|Eat more whole grains|
As you try to stretch your food dollar, you may be tempted to buy cheaper refined grains.
These refined grains are found in foods like white bread, white flour, white rice, white pasta and highly processed snack foods. However, you should strive to eat more whole grains to fuel the body, but you have to realise that not all carbohydrates are created equal. Whole grains are better than refined grains because they contain fibre which helps slow down digestion, stabilise blood-sugar levels, and ward off hunger and cravings. If you are diabetic and want to reduce your insulin levels, you should be eating whole grains.
Why Whole Grains?
Whole grains are unprocessed and have the whole kernels of grains, both the inside part of the grain and the outer covering called the husk. Very often, the healthy bran and germ have been removed during processing to increase a product's shelf life, so you end up with a refined product which is less nutritious and easily digested. As a result, you may experience rapid swings in blood-sugar levels and experience cravings for more refined carbohydrates, as well as being constantly hungry.
Your diet should include high-fibre cereal, accompanied by low-fat protein. Eat a variety of whole grains to help keep your cravings under control.
Labels of products can indicate what healthy choices you are making.

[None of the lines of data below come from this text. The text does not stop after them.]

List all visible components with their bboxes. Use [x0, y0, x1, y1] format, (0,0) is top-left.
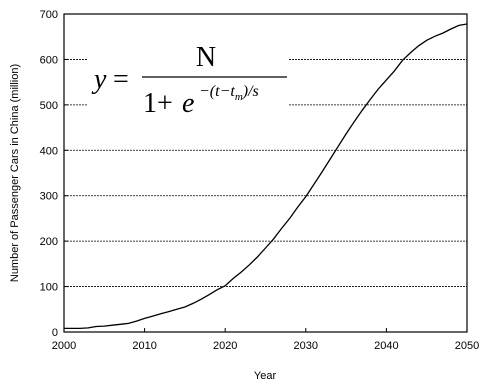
formula-exponent: −(t−tm)/s — [199, 83, 259, 103]
y-tick-label: 200 — [40, 236, 58, 248]
formula-e: e — [182, 88, 194, 119]
formula-exponent-head: −(t−t — [199, 83, 235, 100]
y-tick-label: 600 — [40, 54, 58, 66]
y-tick-label: 100 — [40, 282, 58, 294]
x-tick-label: 2050 — [455, 340, 479, 352]
formula-lhs: y — [91, 64, 107, 95]
y-tick-labels: 0 100 200 300 400 500 600 700 — [40, 9, 58, 339]
formula-numerator: N — [196, 42, 216, 73]
y-tick-label: 0 — [52, 327, 58, 339]
x-tick-label: 2020 — [213, 340, 237, 352]
y-axis-title: Number of Passenger Cars in China (milli… — [9, 64, 21, 282]
y-tick-label: 300 — [40, 191, 58, 203]
formula-equals: = — [113, 64, 129, 95]
x-tick-label: 2010 — [132, 340, 156, 352]
x-tick-label: 2040 — [374, 340, 398, 352]
y-tick-label: 700 — [40, 9, 58, 21]
y-tick-label: 400 — [40, 145, 58, 157]
x-tick-label: 2030 — [294, 340, 318, 352]
x-tick-label: 2000 — [52, 340, 76, 352]
formula-exponent-sub: m — [235, 91, 243, 103]
formula-background — [88, 38, 288, 120]
formula: y = N 1+ e −(t−tm)/s — [88, 38, 288, 120]
series-line — [64, 23, 468, 330]
y-tick-label: 500 — [40, 100, 58, 112]
x-tick-labels: 2000 2010 2020 2030 2040 2050 — [52, 340, 479, 352]
formula-exponent-tail: )/s — [242, 83, 259, 100]
x-axis-title: Year — [254, 370, 277, 382]
formula-denominator-base: 1+ — [143, 88, 173, 119]
axis-ticks — [63, 13, 468, 333]
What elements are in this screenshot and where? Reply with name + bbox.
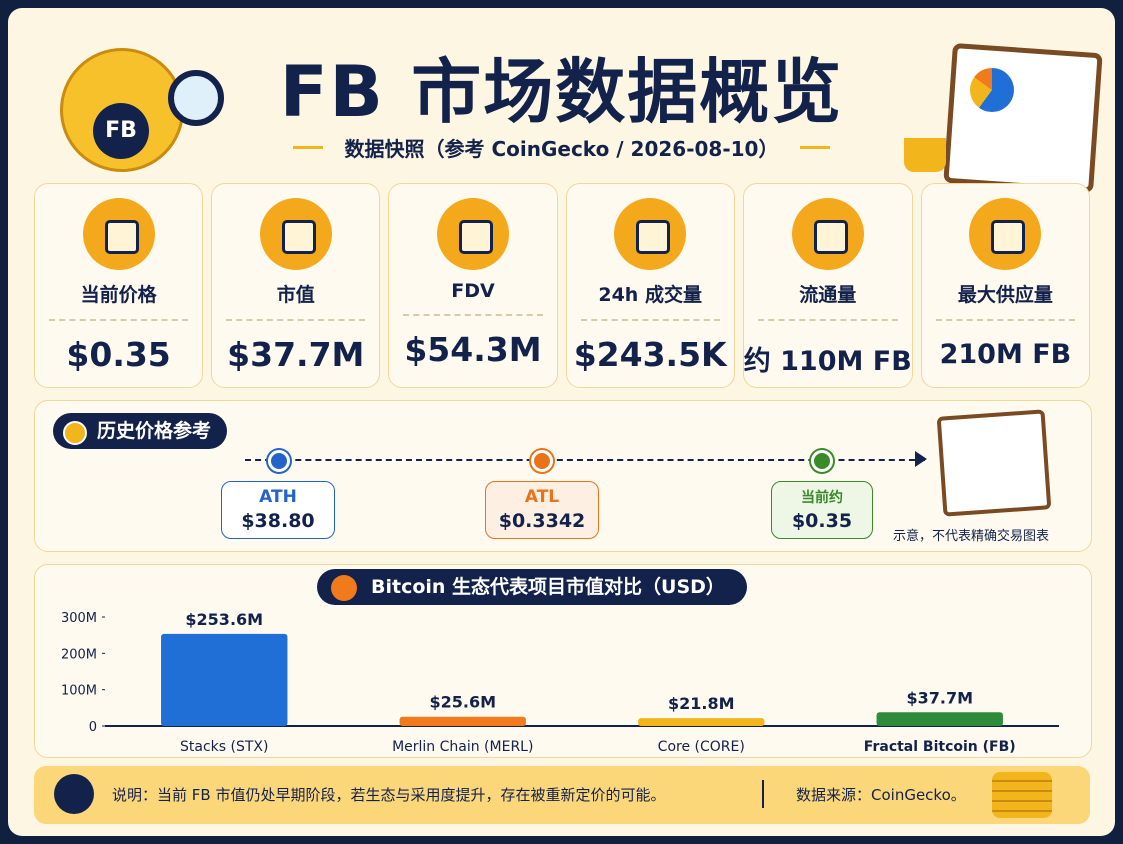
timeline-dot	[811, 450, 833, 472]
bar	[399, 716, 526, 726]
chart-title: Bitcoin 生态代表项目市值对比（USD）	[317, 569, 747, 605]
price-box: 当前约 $0.35	[771, 481, 873, 539]
timeline	[245, 459, 925, 461]
page-subtitle: 数据快照（参考 CoinGecko / 2026-08-10）	[344, 137, 779, 161]
icon	[436, 198, 509, 270]
y-tick-label: 0	[89, 720, 97, 735]
metric-label: 最大供应量	[957, 284, 1053, 306]
history-panel: 历史价格参考 ATH $38.80 ATL $0.3342 当前约 $0.35 示意，…	[34, 400, 1092, 552]
metric-label: 当前价格	[80, 284, 157, 306]
icon	[614, 198, 687, 270]
footer: 说明：当前 FB 市值仍处早期阶段，若生态与采用度提升，存在被重新定价的可能。 …	[34, 766, 1090, 824]
x-tick-label: Stacks (STX)	[180, 739, 268, 755]
clock-icon	[63, 421, 87, 445]
icon	[82, 198, 155, 270]
footer-source: 数据来源：CoinGecko。	[796, 786, 966, 804]
history-note: 示意，不代表精确交易图表	[893, 529, 1050, 544]
metric-cards: 当前价格 $0.35 市值 $37.7M FDV $54.3M 24h 成交量 $243…	[34, 183, 1090, 388]
metric-card: 流通量约 110M FB	[742, 183, 913, 388]
mascot-badge: FB	[93, 103, 149, 159]
x-tick-label: Fractal Bitcoin (FB)	[864, 739, 1016, 755]
separator	[762, 780, 764, 808]
bar	[161, 633, 288, 726]
metric-value: $243.5K	[573, 335, 727, 374]
data-label: $21.8M	[668, 694, 735, 713]
chart-icon	[331, 575, 357, 601]
price-value: $0.35	[791, 510, 853, 532]
metric-label: 市值	[276, 284, 315, 306]
metric-value: $54.3M	[404, 330, 542, 369]
metric-value: $37.7M	[227, 335, 365, 374]
price-box: ATL $0.3342	[485, 481, 599, 539]
footer-note: 说明：当前 FB 市值仍处早期阶段，若生态与采用度提升，存在被重新定价的可能。	[112, 786, 666, 804]
decor	[800, 146, 830, 149]
metric-label: 24h 成交量	[598, 284, 702, 306]
magnifier	[168, 70, 224, 126]
coins-icon	[992, 772, 1052, 818]
x-tick-label: Merlin Chain (MERL)	[392, 739, 533, 755]
data-label: $253.6M	[185, 610, 263, 629]
calendar-icon	[936, 409, 1052, 517]
price-box: ATH $38.80	[221, 481, 335, 539]
icon	[259, 198, 332, 270]
x-tick-label: Core (CORE)	[658, 739, 745, 755]
price-label: 当前约	[801, 490, 843, 506]
metric-value: 210M FB	[939, 339, 1072, 370]
chart-panel: Bitcoin 生态代表项目市值对比（USD） 0 100M 200M 300M Sta…	[34, 564, 1092, 758]
y-tick-label: 300M	[61, 611, 97, 626]
metric-card: 24h 成交量 $243.5K	[565, 183, 735, 388]
metric-label: 流通量	[799, 284, 857, 306]
timeline-dot	[531, 450, 553, 472]
page-title: FB 市场数据概览	[279, 51, 844, 133]
timeline-arrow	[915, 451, 927, 467]
metric-label: FDV	[451, 280, 495, 302]
y-tick-label: 200M	[61, 647, 97, 662]
bar-chart: 0 100M 200M 300M Stacks (STX) $253.6M Merlin C…	[61, 610, 1059, 755]
metric-card: 市值 $37.7M	[211, 183, 381, 388]
decor	[293, 146, 323, 149]
bar	[638, 718, 765, 726]
timeline-dot	[268, 450, 290, 472]
price-value: $38.80	[241, 510, 315, 532]
plant	[904, 138, 946, 172]
bulb-icon	[54, 774, 94, 814]
infographic: FB FB 市场数据概览 数据快照（参考 CoinGecko / 2026-08…	[8, 8, 1115, 836]
bar	[876, 712, 1003, 726]
metric-card: 当前价格 $0.35	[34, 183, 204, 388]
data-label: $37.7M	[906, 688, 973, 707]
icon	[791, 198, 864, 270]
metric-card: FDV $54.3M	[388, 183, 558, 388]
metric-value: 约 110M FB	[743, 346, 912, 377]
metric-card: 最大供应量 210M FB	[920, 183, 1090, 388]
clipboard-pie	[970, 68, 1014, 112]
metric-value: $0.35	[66, 335, 171, 374]
price-label: ATL	[524, 487, 560, 507]
data-label: $25.6M	[429, 693, 496, 712]
y-tick-label: 100M	[61, 684, 97, 699]
icon	[969, 198, 1042, 270]
price-label: ATH	[259, 487, 297, 507]
price-value: $0.3342	[498, 510, 586, 532]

When buying wholegrain pastas, breads, and other products, the label should read 100 per cent wholewheat, 100 per cent whole oats, or 100 per cent whole rye.
Be careful if the label uses general words like wholewheat, multigrain, 3-grain, 10-grain, or 100 per cent wheat. The product may not be truly whole grain.
Avoid products that have labels with the words enriched wheat, enriched white flour, flour, or unbleached flour because they are most likely to be made with refined flour.
Make sure that the product contains no more than three grams of sugar per serving, has at least three grams of fibre per serving, and contains no trans-fats.
Double check the claims on the front of the package. Some food manufacturers state 'made with whole grains', but you will discover that the product contains a lot of refined flour when you read the fine prints.
Most white flour is enriched with some vitamins and minerals, but does not have the fibre of whole wheat or other whole grain flours. Besides, breads, cereals and pastas, whole grains like oats, and wild rice should give you at least three servings of whole grains every day. Worldwide, food manufacturers are also using more whole grains in regular cereals for children and using forms of wholegrain flour that are very similar to white bread in texture and flavour.
Whole grains provide fibre which contributes to healthy bowels. Everyone's bowel movements are unique, and what is normal for one person may not be for another. However, if you are experiencing symptoms of constipation, like having difficulty passing dry and hard stools and not having a bowel movement for more than three days, you should definitely eat more fibre. You should also resist eating fewer low-fibre foods like ice cream, dairy products, processed and sugary foods like sodas and candy. Drinking more water will lead to increased bulk in the intestine when the right amount of fibre is eaten. Do not rely on laxatives for healthy bowel movements. Instead, an adequate intake of fibre will do a good job.
Pay special attention to ensure that you have adequate amounts of fibre in your diet found in grains, fruits and vegetables.
1 cup apple juice
1 frozen banana
3 heaped tablespoons of uncooked oatmeal
3 tbsp honey
Additional fruit if desired
Combine all ingredients in a blender and blend until smooth.